Sejamos criadores, forjemos do barro um mundo monstruoso, pois todo criador deve temer sua obra, a obra deve, em algum momento, crescer, transmutar, dessignificar-se a tal ponto que o sentido dado, criado por seu deus - o autor - encontre na sua obra um ateísmo, uma iconoclastia para com o ideal erigido pelo criador. Que seja como o anjo caído criando em outro lugar seu paraíso perdido, que se afaste de seu mestre e que na boca de outro seja proferido com palavras mais bruscas, com palavras diferentes, com travestimentos e misturas alquímicas. Que cada átomo de si se metamorfoseie e não represente em nada mais o que um dia foi. Nisso pode-se dizer da obra como do autor, neste ponto já não se sabe quem fala, quem escuta, quem escreve. 

Mudar, transformar, fluir por cada fragmento, cada caco como uma peça de porcelana que se quebra e cujas partes dispersas são coladas com ouro. Que erro esse, unir o fatalmente destruído pelo mais nobre dos metais. O uma vez partido não deve ser novamente unido, nem mesmo recolhido. A cada quadrante aquilo que lhe cabe. A distância é também uma dádiva e uma virtude. A beleza do ouro se resguarda não em seu poder de reconciliação do fragmentado, mas em seu poder de se dobrar quando pressionado. O ouro é maleável, moldável nos mais básicos aspectos, isso faz dele o mais valioso dos metais. Contudo, mais valioso do que o ouro deve ser considerado o barro. O barro é a matéria prima do devir, é somente quando o barro é assado e transformado em cerâmica que ele se torna sinônimo de “ser”, caso contrário ele é o eterno fluir do mundo. 
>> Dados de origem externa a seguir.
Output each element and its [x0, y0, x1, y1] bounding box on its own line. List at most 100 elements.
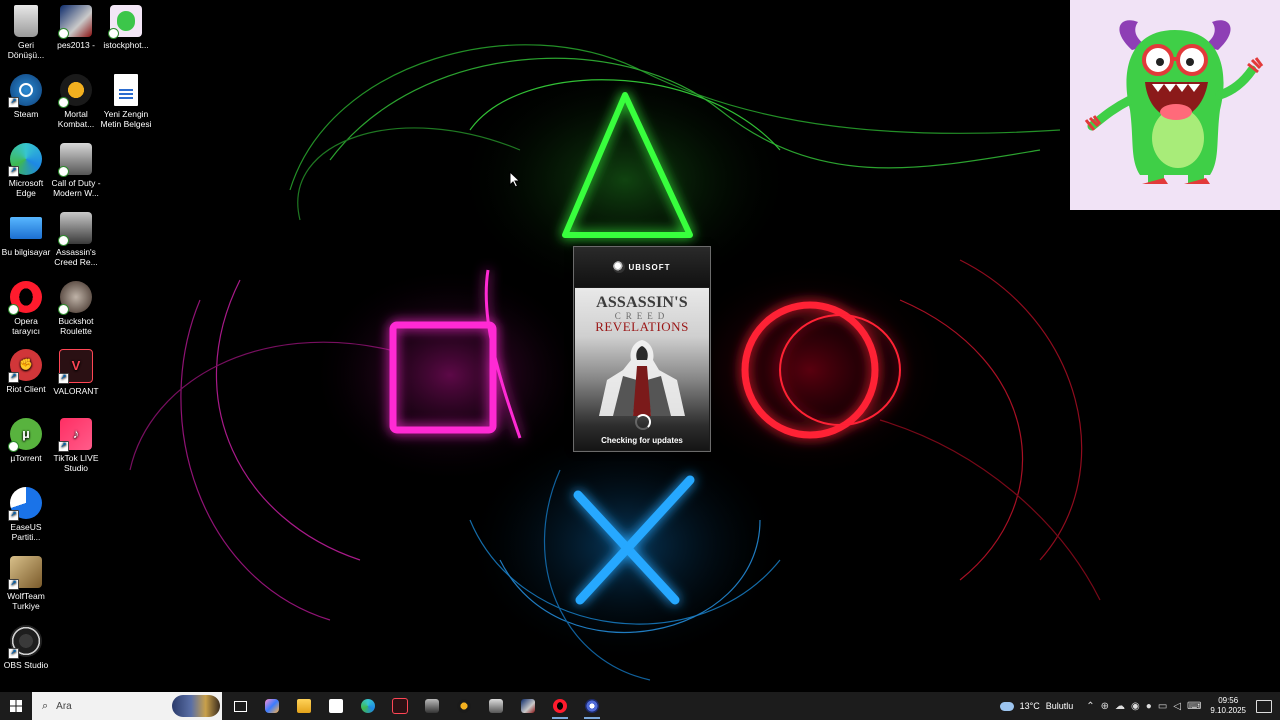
desktop-icon-label: Steam: [13, 109, 39, 119]
desktop-icon-istockphoto[interactable]: istockphot...: [100, 5, 152, 50]
ubisoft-brand-text: UBISOFT: [628, 262, 671, 272]
search-icon: ⌕: [42, 699, 49, 712]
valorant-icon: [392, 698, 408, 714]
system-tray: 13°C Bulutlu ⌃ ⊕ ☁ ◉ ● ▭ ◁ ⌨ 09:56 9.10.…: [999, 692, 1280, 720]
opera-icon: [8, 281, 42, 315]
riot-client-icon: ✊ ↗: [8, 349, 42, 383]
microphone-icon[interactable]: ●: [1146, 701, 1152, 712]
volume-icon[interactable]: ◁: [1173, 701, 1181, 712]
recycle-bin-icon: [14, 5, 38, 37]
taskbar-app-store[interactable]: [320, 692, 352, 720]
taskbar-clock[interactable]: 09:56 9.10.2025: [1210, 696, 1246, 716]
desktop-icon-label: pes2013 -: [57, 40, 95, 50]
cloud-icon: [999, 701, 1014, 711]
taskbar-app-opera[interactable]: [544, 692, 576, 720]
opera-icon: [553, 699, 567, 713]
desktop-icon-easeus[interactable]: ↗ EaseUS Partiti...: [0, 487, 52, 542]
taskbar-app-pes2013[interactable]: [512, 692, 544, 720]
desktop-icon-tiktok-live[interactable]: ♪ ↗ TikTok LIVE Studio: [50, 418, 102, 473]
desktop-icon-label: Microsoft Edge: [8, 178, 44, 198]
ubisoft-splash-window: UBISOFT ASSASSIN'S CREED REVELATIONS Che…: [573, 246, 711, 452]
taskbar-app-assassins-creed[interactable]: [416, 692, 448, 720]
taskbar-app-mortal-kombat[interactable]: [448, 692, 480, 720]
desktop-icon-label: Geri Dönüşü...: [7, 40, 45, 60]
desktop-icon-label: WolfTeam Turkiye: [7, 591, 45, 611]
ubisoft-connect-icon: [585, 699, 599, 713]
taskbar-app-copilot[interactable]: [256, 692, 288, 720]
splash-status-text: Checking for updates: [601, 436, 683, 445]
taskbar-app-file-explorer[interactable]: [288, 692, 320, 720]
assassin-figure-art: [599, 340, 685, 416]
utorrent-icon: µ: [8, 418, 42, 452]
call-of-duty-icon: [489, 699, 503, 713]
taskbar-search-box[interactable]: ⌕ Ara: [32, 692, 222, 720]
chevron-up-icon[interactable]: ⌃: [1086, 701, 1094, 712]
search-highlight-image: [172, 695, 220, 717]
desktop-icon-label: VALORANT: [53, 386, 99, 396]
desktop-icon-label: TikTok LIVE Studio: [53, 453, 99, 473]
desktop-icon-steam[interactable]: ↗ Steam: [0, 74, 52, 119]
desktop-icon-utorrent[interactable]: µ µTorrent: [0, 418, 52, 463]
clock-time: 09:56: [1218, 696, 1239, 705]
steam-tray-icon[interactable]: ◉: [1131, 701, 1140, 712]
desktop-icon-obs-studio[interactable]: ↗ OBS Studio: [0, 625, 52, 670]
taskbar-app-valorant[interactable]: [384, 692, 416, 720]
notification-center-icon[interactable]: [1256, 699, 1272, 713]
task-view-icon: [233, 700, 247, 712]
buckshot-roulette-icon: [58, 281, 92, 315]
desktop-icon-mortal-kombat[interactable]: Mortal Kombat...: [50, 74, 102, 129]
assassins-creed-icon: [58, 212, 92, 246]
keyboard-language-icon[interactable]: ⌨: [1187, 701, 1201, 712]
desktop-icon-rich-text-document[interactable]: Yeni Zengin Metin Belgesi: [100, 74, 152, 129]
desktop-icon-call-of-duty[interactable]: Call of Duty - Modern W...: [50, 143, 102, 198]
file-explorer-icon: [297, 699, 311, 713]
desktop-icon-edge[interactable]: ↗ Microsoft Edge: [0, 143, 52, 198]
start-button[interactable]: [0, 692, 32, 720]
taskbar-app-call-of-duty[interactable]: [480, 692, 512, 720]
task-view-button[interactable]: [224, 692, 256, 720]
edge-icon: ↗: [8, 143, 42, 177]
desktop-icon-this-pc[interactable]: Bu bilgisayar: [0, 212, 52, 257]
rich-text-document-icon: [114, 74, 138, 106]
istockphoto-image-icon: [108, 5, 142, 39]
desktop-icon-recycle-bin[interactable]: Geri Dönüşü...: [0, 5, 52, 60]
microsoft-store-icon: [329, 699, 343, 713]
desktop-icon-label: Yeni Zengin Metin Belgesi: [100, 109, 152, 129]
desktop-icon-label: Bu bilgisayar: [1, 247, 51, 257]
desktop-icon-label: Buckshot Roulette: [58, 316, 94, 336]
network-adapter-icon[interactable]: ⊕: [1101, 701, 1109, 712]
assassins-creed-icon: [425, 699, 439, 713]
game-title-line3: REVELATIONS: [595, 319, 689, 334]
desktop-icon-buckshot-roulette[interactable]: Buckshot Roulette: [50, 281, 102, 336]
green-monster-illustration: [1084, 20, 1264, 184]
mortal-kombat-icon: [457, 699, 471, 713]
search-placeholder: Ara: [56, 700, 72, 712]
pes2013-icon: [58, 5, 92, 39]
wifi-icon[interactable]: ▭: [1158, 701, 1167, 712]
desktop-icon-pes2013[interactable]: pes2013 -: [50, 5, 102, 50]
ubisoft-logo-icon: [613, 261, 626, 273]
mouse-cursor-icon: [509, 171, 521, 188]
wolfteam-icon: ↗: [8, 556, 42, 590]
desktop-icon-riot-client[interactable]: ✊ ↗ Riot Client: [0, 349, 52, 394]
desktop-icon-opera[interactable]: Opera tarayıcı: [0, 281, 52, 336]
valorant-icon: V ↗: [58, 349, 93, 384]
desktop-icon-label: EaseUS Partiti...: [10, 522, 42, 542]
desktop-icon-label: µTorrent: [10, 453, 42, 463]
desktop-icon-assassins-creed[interactable]: Assassin's Creed Re...: [50, 212, 102, 267]
easeus-icon: ↗: [8, 487, 42, 521]
tiktok-live-icon: ♪ ↗: [58, 418, 92, 452]
game-title-line1: ASSASSIN'S: [596, 294, 688, 311]
desktop-icon-valorant[interactable]: V ↗ VALORANT: [50, 349, 102, 396]
windows-logo-icon: [10, 700, 22, 712]
desktop-icon-label: Assassin's Creed Re...: [54, 247, 98, 267]
steam-icon: ↗: [8, 74, 42, 108]
taskbar-app-edge[interactable]: [352, 692, 384, 720]
loading-spinner-icon: [635, 414, 651, 430]
desktop-icon-wolfteam[interactable]: ↗ WolfTeam Turkiye: [0, 556, 52, 611]
weather-widget[interactable]: 13°C Bulutlu: [999, 701, 1073, 711]
cartoon-monster-overlay: [1070, 0, 1280, 210]
cloud-sync-icon[interactable]: ☁: [1115, 701, 1125, 712]
taskbar-app-ubisoft-connect[interactable]: [576, 692, 608, 720]
mortal-kombat-icon: [58, 74, 92, 108]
Não há, nunca houve e nunca haverá “ser”, ser é uma palavra vazia que designa um estado fixo não localizável. A cada instante que se passa o ser já não é, o ser foi, o ser está nas memórias que se acumulam, mas ainda assim ele não subsiste, pois o que se conserva lembrando, passa, se esquece. O ser não persiste, o ser deixa de ser pelo mais básico movimento do mundo, pelo mais fundamental e natural princípio do universo que é o tempo. Só há vida porque há tempo, e se há tempo pode haver tudo. Não há, de todo modo, momentos em que o tempo para, em que o próprio correr da areia da eternidade desacelera e tende a correr - como que contra as próprias leis da física conhecidas pelo homem - ao contrário? 

Esses momentos nos são milagrosos, instantes em que tudo ou nada fazem sentido, geralmente os dois ao mesmo tempo e ambos se confundindo. Tudo faz sentido, a vida faz sentido, a alegria parece uma vez para todo sempre brilhar de um lado ao outro da história de nossa existência e como que do momento de nosso nascimento ao de nossa morte, inteiramente conectados por um extremamente tênue fio de destino a completude de nossas vidas se congrega, se concilia, em que um “foi” ressoa com um “vai ser” nesta linha indivisível e eterna que atravessa toda nossa vida mundana. E do destino de nossas vidas patéticas e pequenas nos vemos ao mesmo tempo ligados a um destino maior, o destino tenebrosamente titânico do próprio mundo que em seu umbigo engole, como um buraco negro que não deixa qualquer luz escapar de si, toda nossa trajetória, toda nossa pequena noveleta e cantiga de ninar para os anjos que chamamos de vida.

E como que se nossa vida fosse uma pequena, ínfima parcela de um céu estrelado infinito, somos levados por nossa insignificância a tomar conta do seguinte: essa pequena e opaca estrela que é nossa vida é, ainda assim, a mais brilhante, a mais calorosa e exuberante que existe pois é a única que somos capazes de vivenciar de fato, ao fundo, em suma. De cada estrela no céu se dirá que quando aparecem sozinhas no céu não fazem uma noite estrelada, mas juntas, a vista noturna se torna bela, digna de uma contemplação reflexiva. Cada vida, isolada, reclusa, não se sustenta absolutamente, é necessário, sobretudo, do brilhar e do ressoar de uns sobre outros. Da estrela solitária que aparece no céu o que se ressalta é que ela se destaca e brilha mais que as outras, isso é certo, não obstante ela, como qualquer estrela, é rodeada por outros astros que a veneram como a soberana de seu território cósmico.